Konfessionsverschiedene Ehen als Instanzen der religiösen Sozialisation. Zur Tradierung des Religiösen in (bi)konfessionellen Kontexten

(abgeschlossen)

Das Projekt wurde im Rahmen des Forschungsbereichs „Religion und Sozialisation“ der DFG-Forschergruppe „Transformation der Religion in der Moderne“ durchgeführt und richtete sich auf eine Analyse der Auswirkungen von Konfessionsverschiedenheit auf die religiöse Sozialisation in evangelisch-katholischen Familien in Westdeutschland in den 1950er bis 1980er Jahren. Im Mittelpunkt stand dabei die Frage, ob die Sozialisation in einer bikonfessionellen Familie zu einer (Re-)Konfessionalisierung oder einer Entkonfessionalisierung von Handlungs- und Reflexionsmustern führte. Dieser Frage wurde vor allem im Zusammenhang mit der Kindererziehung und dem Wandel der religiösen Identität nachgegangen. Die Untersuchung quantitativer Entwicklungstendenzen von konfessionsverschiedenen Eheschließungen hat gezeigt, dass die 1960er Jahre eine Phase des beschleunigten Anstiegs dieser Eheschließungen bildeten, während im vorausgegangenen Jahrzehnt ihre Zunahme vergleichsweise gering ausfiel und in den 1970er und 1980er Jahren ihr Anteil stagnierte bzw. leicht zurückging. Zugleich deuteten diese Tendenzen im Ganzen darauf hin, dass die Entwicklung im Bereich der konfessionsverschiedenen Ehen im Wesentlichen parallel zu Prozessen im Rahmen der konfessionellen Homogamie verlief.
Im Hinblick auf die Kindererziehung und die Rolle der Konfession fanden im Kontext gemischtkonfessioneller Ehen und Familien ambivalente Prozesse statt. Einerseits nahm die Relevanz der Konfessionszugehörigkeit für soziales Handeln ab, andererseits blieben konfessionell bedingte Faktoren weiterhin wirksam. Unter den Bedingungen der Pluralisierung und Fragmentierung von Identitäten vollzog sich im Rahmen der familialen Bikonfessionalität ein identitätsbezogener Formwandel. Konfession wurde aus einem bewussten und manifesten Identitätsmerkmal zu einem unbewusst und latent wirkenden Moment. Anhand der Untersuchung unterschiedlicher Identitätsdimensionen konnten mehrere Typen der konfessionellen Identität herausgearbeitet werden, die sich teilweise überlappten und historisch entwickelten. In der kirchlichen Auseinandersetzung mit dem Problem der Konfessionsverschiedenheit in Ehe und Familie nach dem Zweiten Weltkrieg ließen sich ebenfalls mehrere Phasen unterscheiden. Im Ganzen konnte das Projekt sowohl methodisch-theoretisch als auch empirisch ein breiteres Forschungsfeld erschließen und weitere Forschungsperspektiven, etwa im Hinblick auf die Zusammenführung der sozialgeschichtlichen Religionsforschung bzw. der kirchlichen Zeitgeschichte mit einer vertieften sozialisationstheoretischen Analyse, aufzeigen.

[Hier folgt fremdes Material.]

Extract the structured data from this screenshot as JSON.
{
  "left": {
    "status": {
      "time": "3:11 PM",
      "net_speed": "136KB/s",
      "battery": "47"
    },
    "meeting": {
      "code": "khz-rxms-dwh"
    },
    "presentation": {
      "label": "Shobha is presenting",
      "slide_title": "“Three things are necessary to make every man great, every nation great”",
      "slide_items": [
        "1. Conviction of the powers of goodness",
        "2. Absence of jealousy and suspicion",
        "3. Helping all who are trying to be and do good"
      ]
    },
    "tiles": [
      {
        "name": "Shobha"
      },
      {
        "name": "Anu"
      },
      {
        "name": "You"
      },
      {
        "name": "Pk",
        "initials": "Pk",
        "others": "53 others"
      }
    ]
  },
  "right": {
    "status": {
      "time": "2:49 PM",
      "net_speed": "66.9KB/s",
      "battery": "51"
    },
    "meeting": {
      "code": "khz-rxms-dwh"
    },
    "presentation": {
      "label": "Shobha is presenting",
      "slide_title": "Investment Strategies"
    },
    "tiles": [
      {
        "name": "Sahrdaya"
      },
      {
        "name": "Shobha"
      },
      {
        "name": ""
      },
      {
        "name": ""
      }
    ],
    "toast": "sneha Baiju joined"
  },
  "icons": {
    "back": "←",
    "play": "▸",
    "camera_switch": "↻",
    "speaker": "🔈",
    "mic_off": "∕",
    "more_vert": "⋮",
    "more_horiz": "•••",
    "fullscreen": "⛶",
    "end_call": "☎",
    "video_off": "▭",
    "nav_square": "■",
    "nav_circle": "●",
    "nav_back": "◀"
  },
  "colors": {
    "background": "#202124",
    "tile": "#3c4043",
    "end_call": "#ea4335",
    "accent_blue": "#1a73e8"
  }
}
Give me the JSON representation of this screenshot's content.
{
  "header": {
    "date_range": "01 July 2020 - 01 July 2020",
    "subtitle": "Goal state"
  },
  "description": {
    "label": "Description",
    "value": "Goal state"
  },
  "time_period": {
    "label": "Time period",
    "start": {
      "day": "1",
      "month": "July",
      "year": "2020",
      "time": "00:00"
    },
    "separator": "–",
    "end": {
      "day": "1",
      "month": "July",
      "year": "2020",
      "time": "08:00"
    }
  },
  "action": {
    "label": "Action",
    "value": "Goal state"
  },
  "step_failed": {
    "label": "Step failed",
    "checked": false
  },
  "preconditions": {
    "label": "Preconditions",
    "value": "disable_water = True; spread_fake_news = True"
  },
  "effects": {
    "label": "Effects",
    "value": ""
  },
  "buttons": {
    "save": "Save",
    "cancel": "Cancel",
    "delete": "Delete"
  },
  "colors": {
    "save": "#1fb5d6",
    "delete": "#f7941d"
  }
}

Aus dem Projekt gingen folgende Veröffentlichungen hervor:

Owetschkin, Dimitrij: Religiöse Sozialisation in bikonfessionellen Kontexten. Zur Stellung konfessionsverschiedener Ehen und Familien im religiösen Wandel der 1960er Jahre, in: Claudia Lepp / Harry Oelke / Detlef Pollack (Hgg.), Religion und Lebensführung im Umbruch der langen 1960er Jahre, Göttingen 2016, S. 237-258.

Dimitrij Owetschkin: Auf dem Weg zur „Ökumene im Kleinen“. Kirchen, bikonfessionelle Ehen und das evangelisch-katholische Verhältnis in der alten Bundesrepublik, in: Mitteilungen zur Kirchlichen Zeitgeschichte 7 (2013), S. 121-168.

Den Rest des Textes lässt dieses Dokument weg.